Even if J.E.S. had satisfied its initial burden, triable issues were raised by, among other things, Pavarini's expert affidavit supplied in opposition, in which its engineer opined that, "[i]f a [sink's] wall mount bearing less than the specified 250 pound-load cracks or fails[,] it was improperly installed or defective," given evidence that plaintiff weighed only 187 pounds at the time of his injuries (see Ocampo v.

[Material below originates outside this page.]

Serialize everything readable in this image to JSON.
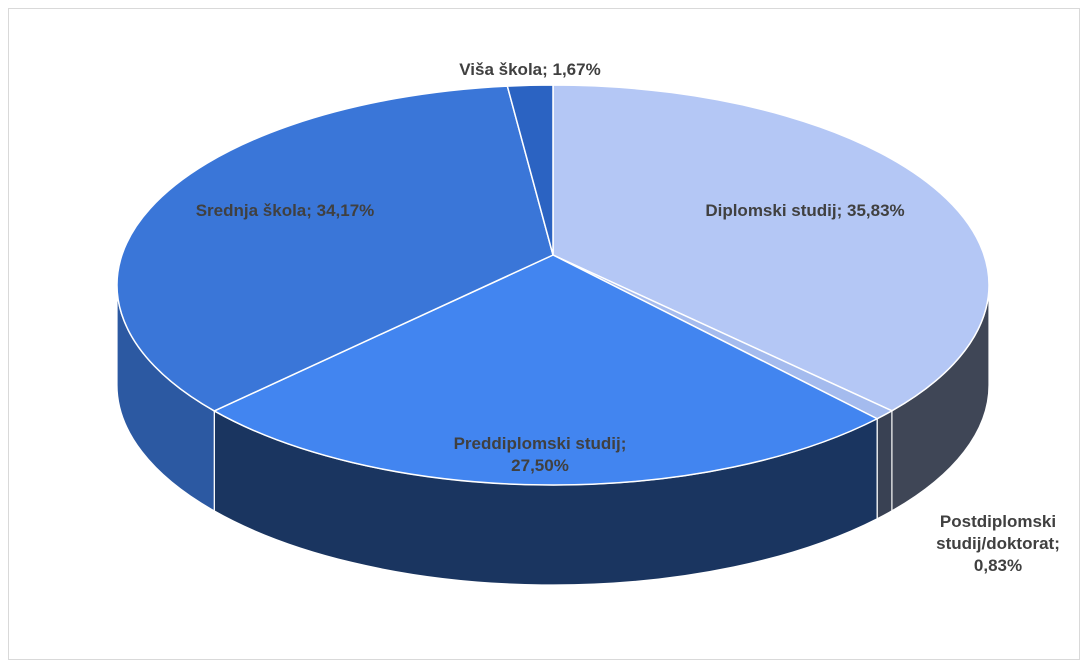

Abetta Boiler & Welding Serv., Inc., 33 A.D.3d 332, 333, 822 N.Y.S.2d 52 [1st Dept. 2006] ). Viewing the facts in a light most favorable to the nonmoving party, the motion court properly denied summary dismissal of the second third-party complaint (see Ortiz v. Varsity Holdings, LLC, 18 N.Y.3d 335, 340, 937 N.Y.S.2d 157, 960 N.E.2d 948 [2011] ; Vega v. Restani Constr. Corp., 18 N.Y.3d 499, 503, 942 N.Y.S.2d 13, 965 N.E.2d 240 [2012] ; McDowell v. Xand Holdings, LLC, 172 A.D.3d at 547, 98 N.Y.S.3d 746 ).
We have considered the remaining contentions, and find them unavailing.